Incidentally, it is Henderson’s recipe for dried, salted pig’s liver that I used as a basis for my own cured pork liver (Remember that mangalitsa hog I got?) Henderson’s real gift is with offal.
Finally, there are two books I cannot really recommend: John Kinsella’s mediocre Professional Charcuterie and Fritz Sonnenschmidt’s truly awful Charcuterie: Sausages, Pates and Accompaniments. Kinsella’s book is OK, but it lacks focus and depth — it is neither as clearly written as one would expect for a layperson’s book, nor as detailed as one would expect for a professional book. Sonnenschmidt’s book is downright dangerous, with several serious errors that could potentially make eaters of these recipes ill. This is all something of a mystery as Sonnenschmidt has a reputation as being a master of the craft. Editing error?
So what’s the bottom line on all these books? If you really want to get into charcuterie, you absolutely need to make it often — and expect to fail sometimes. As for books to read, I’d suggest this progression:
- Charcuterie: The Craft of Salting, Smoking, and Curing
- The River Cottage Meat Book
- Great Sausage Recipes and Meat Curing
- Cooking by Hand
- The Art of Making Fermented Sausages
- Charcuterie and French Pork Cookery
- American Charcuterie
- The Whole Beast: Nose to Tail Eating
Good luck, and if you make something special I’d love to hear about it.
If you get Ruhlman’s book ,make sure it is the revised, updated version – there are many stories of people using the original book’s recipes who have had trouble with their meat going rancid because the ratios in the original recipes were too low (which is the primary reason he updated the book)
I have used Umai Dry bags and “casings” for a few years now with good results. I don’t hear much from people trying it and I was wondering why.

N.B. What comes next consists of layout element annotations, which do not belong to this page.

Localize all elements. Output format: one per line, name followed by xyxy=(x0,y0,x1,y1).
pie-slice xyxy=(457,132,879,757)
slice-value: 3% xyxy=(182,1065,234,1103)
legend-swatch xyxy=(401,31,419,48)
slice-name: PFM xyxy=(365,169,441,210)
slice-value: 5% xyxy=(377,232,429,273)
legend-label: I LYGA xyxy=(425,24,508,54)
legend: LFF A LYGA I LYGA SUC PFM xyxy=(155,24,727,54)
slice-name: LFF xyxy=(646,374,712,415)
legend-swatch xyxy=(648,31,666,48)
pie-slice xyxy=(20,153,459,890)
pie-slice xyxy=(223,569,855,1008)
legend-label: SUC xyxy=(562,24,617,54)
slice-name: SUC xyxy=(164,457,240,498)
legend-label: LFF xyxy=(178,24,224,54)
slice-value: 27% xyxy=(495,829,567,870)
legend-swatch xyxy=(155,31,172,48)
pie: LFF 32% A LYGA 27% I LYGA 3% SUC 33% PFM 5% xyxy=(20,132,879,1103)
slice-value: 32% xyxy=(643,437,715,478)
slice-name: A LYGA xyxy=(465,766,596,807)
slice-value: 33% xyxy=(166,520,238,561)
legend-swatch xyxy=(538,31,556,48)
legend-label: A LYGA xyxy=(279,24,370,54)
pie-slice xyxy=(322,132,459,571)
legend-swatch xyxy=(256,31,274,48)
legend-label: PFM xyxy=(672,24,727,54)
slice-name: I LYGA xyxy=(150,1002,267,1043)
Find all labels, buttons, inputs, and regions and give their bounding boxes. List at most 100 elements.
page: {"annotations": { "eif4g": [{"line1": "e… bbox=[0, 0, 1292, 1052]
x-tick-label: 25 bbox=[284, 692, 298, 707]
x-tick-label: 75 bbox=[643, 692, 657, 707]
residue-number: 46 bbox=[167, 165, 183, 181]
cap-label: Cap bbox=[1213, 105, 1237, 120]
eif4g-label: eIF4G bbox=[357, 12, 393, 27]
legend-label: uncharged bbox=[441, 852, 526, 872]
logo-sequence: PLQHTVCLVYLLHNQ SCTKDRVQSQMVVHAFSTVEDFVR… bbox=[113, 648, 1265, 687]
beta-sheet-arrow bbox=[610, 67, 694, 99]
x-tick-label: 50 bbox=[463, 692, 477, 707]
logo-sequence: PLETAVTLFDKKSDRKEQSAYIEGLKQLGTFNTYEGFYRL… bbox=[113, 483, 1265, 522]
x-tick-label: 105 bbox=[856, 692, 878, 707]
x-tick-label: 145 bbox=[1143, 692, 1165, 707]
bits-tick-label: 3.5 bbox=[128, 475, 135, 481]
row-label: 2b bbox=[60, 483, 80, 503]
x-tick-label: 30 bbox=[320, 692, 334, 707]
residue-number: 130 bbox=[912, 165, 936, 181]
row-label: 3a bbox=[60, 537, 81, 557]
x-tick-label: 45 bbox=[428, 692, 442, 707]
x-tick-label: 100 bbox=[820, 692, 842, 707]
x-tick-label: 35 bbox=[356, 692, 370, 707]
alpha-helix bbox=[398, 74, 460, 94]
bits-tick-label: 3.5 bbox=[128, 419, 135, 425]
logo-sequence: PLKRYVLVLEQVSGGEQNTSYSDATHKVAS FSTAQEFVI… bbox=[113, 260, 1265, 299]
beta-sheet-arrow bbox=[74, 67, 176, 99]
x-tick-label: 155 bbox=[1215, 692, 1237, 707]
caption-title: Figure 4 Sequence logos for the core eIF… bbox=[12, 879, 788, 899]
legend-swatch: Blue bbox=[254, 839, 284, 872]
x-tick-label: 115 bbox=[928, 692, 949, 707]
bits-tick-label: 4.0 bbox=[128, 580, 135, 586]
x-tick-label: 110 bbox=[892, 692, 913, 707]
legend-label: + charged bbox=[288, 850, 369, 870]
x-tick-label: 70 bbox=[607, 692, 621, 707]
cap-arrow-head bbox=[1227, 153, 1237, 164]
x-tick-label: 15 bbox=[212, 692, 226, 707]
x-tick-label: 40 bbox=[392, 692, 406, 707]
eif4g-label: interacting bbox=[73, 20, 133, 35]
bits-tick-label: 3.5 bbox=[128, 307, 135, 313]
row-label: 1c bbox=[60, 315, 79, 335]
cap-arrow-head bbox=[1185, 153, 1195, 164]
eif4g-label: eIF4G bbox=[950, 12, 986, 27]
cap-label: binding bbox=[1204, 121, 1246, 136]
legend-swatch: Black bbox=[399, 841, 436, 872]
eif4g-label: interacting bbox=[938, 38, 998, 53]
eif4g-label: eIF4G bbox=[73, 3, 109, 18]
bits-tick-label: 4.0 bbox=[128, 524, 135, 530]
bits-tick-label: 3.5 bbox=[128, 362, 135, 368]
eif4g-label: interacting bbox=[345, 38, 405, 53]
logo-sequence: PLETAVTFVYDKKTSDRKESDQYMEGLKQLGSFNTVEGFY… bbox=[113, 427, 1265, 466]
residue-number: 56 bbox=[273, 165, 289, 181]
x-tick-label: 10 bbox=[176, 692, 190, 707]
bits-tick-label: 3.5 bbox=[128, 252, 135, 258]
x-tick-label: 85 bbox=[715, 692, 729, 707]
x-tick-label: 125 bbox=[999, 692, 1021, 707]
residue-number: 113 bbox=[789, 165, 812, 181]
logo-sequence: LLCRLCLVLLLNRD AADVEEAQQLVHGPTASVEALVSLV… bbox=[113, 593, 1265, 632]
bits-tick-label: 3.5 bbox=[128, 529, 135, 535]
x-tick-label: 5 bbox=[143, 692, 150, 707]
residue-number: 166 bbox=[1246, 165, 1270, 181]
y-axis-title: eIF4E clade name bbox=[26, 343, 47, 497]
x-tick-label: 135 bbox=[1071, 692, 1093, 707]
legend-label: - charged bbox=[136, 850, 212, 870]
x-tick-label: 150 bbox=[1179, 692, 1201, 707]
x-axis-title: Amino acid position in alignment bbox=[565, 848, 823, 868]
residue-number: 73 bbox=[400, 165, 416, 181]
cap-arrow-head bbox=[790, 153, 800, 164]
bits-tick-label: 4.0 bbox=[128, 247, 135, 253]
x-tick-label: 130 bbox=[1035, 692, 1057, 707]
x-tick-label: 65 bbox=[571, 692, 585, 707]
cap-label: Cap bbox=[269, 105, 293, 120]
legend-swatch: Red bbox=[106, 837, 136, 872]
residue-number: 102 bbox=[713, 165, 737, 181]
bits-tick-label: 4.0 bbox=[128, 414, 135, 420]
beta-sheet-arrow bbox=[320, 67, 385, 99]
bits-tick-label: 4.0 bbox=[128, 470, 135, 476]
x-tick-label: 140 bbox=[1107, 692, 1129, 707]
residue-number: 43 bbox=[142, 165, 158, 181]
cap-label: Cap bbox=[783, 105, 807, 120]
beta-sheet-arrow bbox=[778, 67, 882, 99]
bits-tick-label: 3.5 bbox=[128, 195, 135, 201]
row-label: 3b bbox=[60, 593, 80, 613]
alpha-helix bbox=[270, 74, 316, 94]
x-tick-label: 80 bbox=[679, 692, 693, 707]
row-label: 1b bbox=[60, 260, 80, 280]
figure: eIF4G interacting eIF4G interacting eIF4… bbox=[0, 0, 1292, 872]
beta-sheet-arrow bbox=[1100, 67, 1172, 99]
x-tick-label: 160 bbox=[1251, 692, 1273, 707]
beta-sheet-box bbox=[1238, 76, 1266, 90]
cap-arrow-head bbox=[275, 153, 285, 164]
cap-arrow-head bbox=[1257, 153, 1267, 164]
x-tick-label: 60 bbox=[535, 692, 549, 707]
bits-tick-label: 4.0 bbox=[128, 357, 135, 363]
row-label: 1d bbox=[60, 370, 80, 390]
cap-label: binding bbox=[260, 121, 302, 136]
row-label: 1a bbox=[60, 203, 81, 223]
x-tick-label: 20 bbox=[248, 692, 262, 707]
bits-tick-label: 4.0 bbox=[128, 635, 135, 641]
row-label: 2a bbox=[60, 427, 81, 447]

I used to brew beer and at first I was an extract brewer using specialty grains and then I transitioned to all grain. At times the all grain guys might throw a derisive word or two towards the extract guys basically the all grain camp believed the extract guys weren’t making “real” beer.
I was wondering if the some guys that cure in a chamber with real casings feel the same towards the Umai Dry guys?
What about The Art of Charcuterie by the Culinary Institute of America?
I just purchased Ruhlman’s Charcuterie along with “Home production of quality meats and sausages” by Stanley Marianski. Has anyone used that Marianski book, the reviews on Amazon were very good. I also purchased “The artisan Jewish deli at home” which isn’t exactly a charcuterie book but should have some useful stuff in it. I’ll let you know what I think of the books once I’ve put them into use for awhile.